In the recent decision, McDonald v. Andrade, the Massachusetts Appeals Court reversed a trial court decision, awarding an easement to a Plaintiff who had – in the same lawsuit – obtained the land to which the easement pertained by adverse possession.
This case involved a shed owned by the Plaintiff that encroached on the property of the Defendant, the Plaintiff’s abutting neighbor. Following a jury-waived trial, the Superior Court judge found in favor of the Plaintiff and awarded him the land under the shed by adverse possession. The judge also awarded the Plaintiff an easement three feet in width around the shed to allow the Plaintiff to have access to the sides and the rear of the shed for maintenance purposes.
An easement is a right of use for a specific purpose over land belonging to another. An express easement is created by a written instrument such as a contract or deed, while an implied easement can be found based on the intent of the parties at the time of the transaction that gave rise to the claim of the easement. An easement “by necessity” is a type of implied easement that arises when a parcel of land has been created by its separation from another parcel by conveyance. An easement can be implied in this situation from the intent of the parties, as gathered by the court based on the circumstances, at the time when common ownership of the two parcels was severed, based in some cases on prior use and in other cases on necessity to access the newly landlocked parcel.
In this case, the Plaintiff first requested the easement after the trial on his adverse possession claims, but before the entry of the judgment. After the trial, the judge issued a decision ruling that the Plaintiff had met his burden of proof for establishing adverse possession and requested that the parties submit a legal description of the boundaries of the property as modified to include the area of the shed so he could incorporate that description into the judgment. In response, the Plaintiff submitted two proposed judgments and plans, the first of which included a “maintenance easement” so that the Plaintiff could access the side and rear of the shed for painting and maintenance. Following a hearing, but without making any additional findings of fact or rulings of law, the judge entered judgment for the Plaintiff, granting him adverse possession over the land on which the shed sat, along with a three-foot wide easement for shed access and maintenance purposes, which the judgment described as an “access easement.” The Defendant appealed.
On appeal, the Plaintiff argued that he had “reasonable necessity to maintain and access the rear of the shed,” and, separately, that the evidence supported a grant of an easement.

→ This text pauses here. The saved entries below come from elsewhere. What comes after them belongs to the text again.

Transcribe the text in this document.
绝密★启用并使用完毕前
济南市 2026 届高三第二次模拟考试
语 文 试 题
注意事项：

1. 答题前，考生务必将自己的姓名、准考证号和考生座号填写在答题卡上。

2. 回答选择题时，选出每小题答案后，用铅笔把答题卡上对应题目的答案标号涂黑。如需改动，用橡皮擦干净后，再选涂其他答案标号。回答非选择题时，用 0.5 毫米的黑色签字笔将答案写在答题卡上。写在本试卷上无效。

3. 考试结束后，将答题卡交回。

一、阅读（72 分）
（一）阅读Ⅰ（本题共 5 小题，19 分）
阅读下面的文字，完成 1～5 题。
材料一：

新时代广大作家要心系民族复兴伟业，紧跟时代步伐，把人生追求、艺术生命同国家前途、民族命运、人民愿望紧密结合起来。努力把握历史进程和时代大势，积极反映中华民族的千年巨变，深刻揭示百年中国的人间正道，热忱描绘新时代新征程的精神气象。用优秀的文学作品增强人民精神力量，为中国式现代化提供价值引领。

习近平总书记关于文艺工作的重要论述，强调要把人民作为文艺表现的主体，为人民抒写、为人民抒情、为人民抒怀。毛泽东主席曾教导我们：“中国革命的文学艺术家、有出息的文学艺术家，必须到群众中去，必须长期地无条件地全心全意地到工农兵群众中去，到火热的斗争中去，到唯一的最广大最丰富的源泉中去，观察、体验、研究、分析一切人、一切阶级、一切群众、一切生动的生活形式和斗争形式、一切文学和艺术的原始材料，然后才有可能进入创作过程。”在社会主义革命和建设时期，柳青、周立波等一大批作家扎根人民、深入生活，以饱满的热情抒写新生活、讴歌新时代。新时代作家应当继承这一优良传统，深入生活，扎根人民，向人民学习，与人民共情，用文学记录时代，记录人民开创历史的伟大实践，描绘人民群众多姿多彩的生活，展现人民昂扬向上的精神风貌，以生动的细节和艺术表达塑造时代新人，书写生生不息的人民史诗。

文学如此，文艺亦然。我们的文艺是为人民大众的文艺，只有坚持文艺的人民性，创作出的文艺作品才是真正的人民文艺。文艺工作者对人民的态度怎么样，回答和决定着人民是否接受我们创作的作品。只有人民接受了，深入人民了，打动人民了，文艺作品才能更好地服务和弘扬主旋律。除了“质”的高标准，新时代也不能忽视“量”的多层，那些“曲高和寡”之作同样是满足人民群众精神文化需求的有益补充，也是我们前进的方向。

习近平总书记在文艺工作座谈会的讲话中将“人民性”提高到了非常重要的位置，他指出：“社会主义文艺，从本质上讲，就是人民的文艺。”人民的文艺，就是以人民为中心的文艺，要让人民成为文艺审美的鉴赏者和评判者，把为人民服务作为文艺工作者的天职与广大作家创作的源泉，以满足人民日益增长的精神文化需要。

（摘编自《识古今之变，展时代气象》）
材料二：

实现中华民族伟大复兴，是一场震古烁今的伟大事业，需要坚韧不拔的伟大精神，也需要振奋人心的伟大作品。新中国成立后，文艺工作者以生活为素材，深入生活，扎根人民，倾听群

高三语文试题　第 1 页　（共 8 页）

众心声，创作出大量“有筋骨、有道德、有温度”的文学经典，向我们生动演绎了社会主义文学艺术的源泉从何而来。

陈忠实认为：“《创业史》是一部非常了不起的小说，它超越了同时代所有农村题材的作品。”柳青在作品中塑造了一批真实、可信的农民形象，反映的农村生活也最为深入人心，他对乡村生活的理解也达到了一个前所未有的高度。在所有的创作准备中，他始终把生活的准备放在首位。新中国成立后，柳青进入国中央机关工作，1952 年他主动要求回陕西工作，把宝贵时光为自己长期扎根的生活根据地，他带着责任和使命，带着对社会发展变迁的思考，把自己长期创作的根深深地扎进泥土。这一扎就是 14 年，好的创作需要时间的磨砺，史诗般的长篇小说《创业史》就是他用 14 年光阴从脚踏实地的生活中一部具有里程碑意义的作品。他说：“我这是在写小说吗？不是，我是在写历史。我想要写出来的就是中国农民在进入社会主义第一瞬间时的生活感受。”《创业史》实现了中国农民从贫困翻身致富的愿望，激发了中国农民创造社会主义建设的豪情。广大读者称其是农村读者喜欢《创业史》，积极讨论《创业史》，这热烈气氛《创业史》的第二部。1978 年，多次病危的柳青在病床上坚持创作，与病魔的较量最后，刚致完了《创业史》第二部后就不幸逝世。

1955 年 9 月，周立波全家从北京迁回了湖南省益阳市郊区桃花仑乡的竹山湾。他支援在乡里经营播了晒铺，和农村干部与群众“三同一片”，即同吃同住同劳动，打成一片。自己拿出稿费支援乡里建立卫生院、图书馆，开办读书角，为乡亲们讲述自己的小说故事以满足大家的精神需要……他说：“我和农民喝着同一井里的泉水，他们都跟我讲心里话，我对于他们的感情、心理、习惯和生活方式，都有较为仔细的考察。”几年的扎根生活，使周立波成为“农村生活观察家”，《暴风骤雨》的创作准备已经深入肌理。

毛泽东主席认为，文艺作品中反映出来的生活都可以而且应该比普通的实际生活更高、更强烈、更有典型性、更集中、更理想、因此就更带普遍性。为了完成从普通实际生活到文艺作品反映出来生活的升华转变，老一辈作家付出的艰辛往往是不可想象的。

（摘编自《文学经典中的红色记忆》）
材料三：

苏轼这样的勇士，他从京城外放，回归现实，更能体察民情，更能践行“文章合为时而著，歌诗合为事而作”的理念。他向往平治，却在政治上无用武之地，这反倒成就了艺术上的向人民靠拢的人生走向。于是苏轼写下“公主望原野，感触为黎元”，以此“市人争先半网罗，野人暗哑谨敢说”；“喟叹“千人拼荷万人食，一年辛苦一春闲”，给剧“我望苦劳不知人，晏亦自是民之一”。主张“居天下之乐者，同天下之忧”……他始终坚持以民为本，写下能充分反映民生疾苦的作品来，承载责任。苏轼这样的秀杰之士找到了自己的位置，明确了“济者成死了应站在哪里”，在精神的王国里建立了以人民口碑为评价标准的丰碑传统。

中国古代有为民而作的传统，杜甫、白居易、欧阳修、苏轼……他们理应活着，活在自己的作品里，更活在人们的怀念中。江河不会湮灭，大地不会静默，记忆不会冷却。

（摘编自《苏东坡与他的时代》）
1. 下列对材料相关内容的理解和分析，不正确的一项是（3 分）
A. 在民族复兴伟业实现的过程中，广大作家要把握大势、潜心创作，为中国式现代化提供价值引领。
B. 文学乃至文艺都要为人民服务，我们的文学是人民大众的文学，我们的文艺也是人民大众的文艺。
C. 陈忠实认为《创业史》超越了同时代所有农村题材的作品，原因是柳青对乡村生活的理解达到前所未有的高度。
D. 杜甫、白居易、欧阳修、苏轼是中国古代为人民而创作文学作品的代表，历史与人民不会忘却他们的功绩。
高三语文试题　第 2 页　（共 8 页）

The Appeals Court upheld the portion of the trial judgment awarding the land under the shed to the Plaintiff by adverse possession, holding there was sufficient evidence to find that the Plaintiff had satisfied his burden of proving had he had engaged in actual, open, notorious, continuous, nonpermissive, and exclusive use of the property on which the shed sits for at least twenty years prior to 2014. However, the Appeals Court found that the award of the three-foot easement around the shed “stands on somewhat different footing.”The Court declined to find an easement by necessity in this case, stating that Plaintiff cited no case in which an easement “by necessity” was been found appurtenant (or attached) to land obtained by a party through adverse possession.
It then examined whether a “prescriptive” easement would apply. The elements of a prescriptive easement, which are similar to those of adverse possession, are open, notorious, and adverse use of the property for twenty years. An easement can be found where such use is proven but it is not the exclusive use of the area at issue.
The Appeals Court concluded that, while the Superior Court judge found that the Plaintiff adversely possessed the land under the shed, he did not make any findings relative to the Plaintiff’s continuous or uninterrupted use of the land around the shed, nor was there sufficient evidence in the record to support such a finding. As such, it held that the Plaintiff failed to meet the elements of a prescriptive easement at trial and reversed the portion of the judgment creating the easement.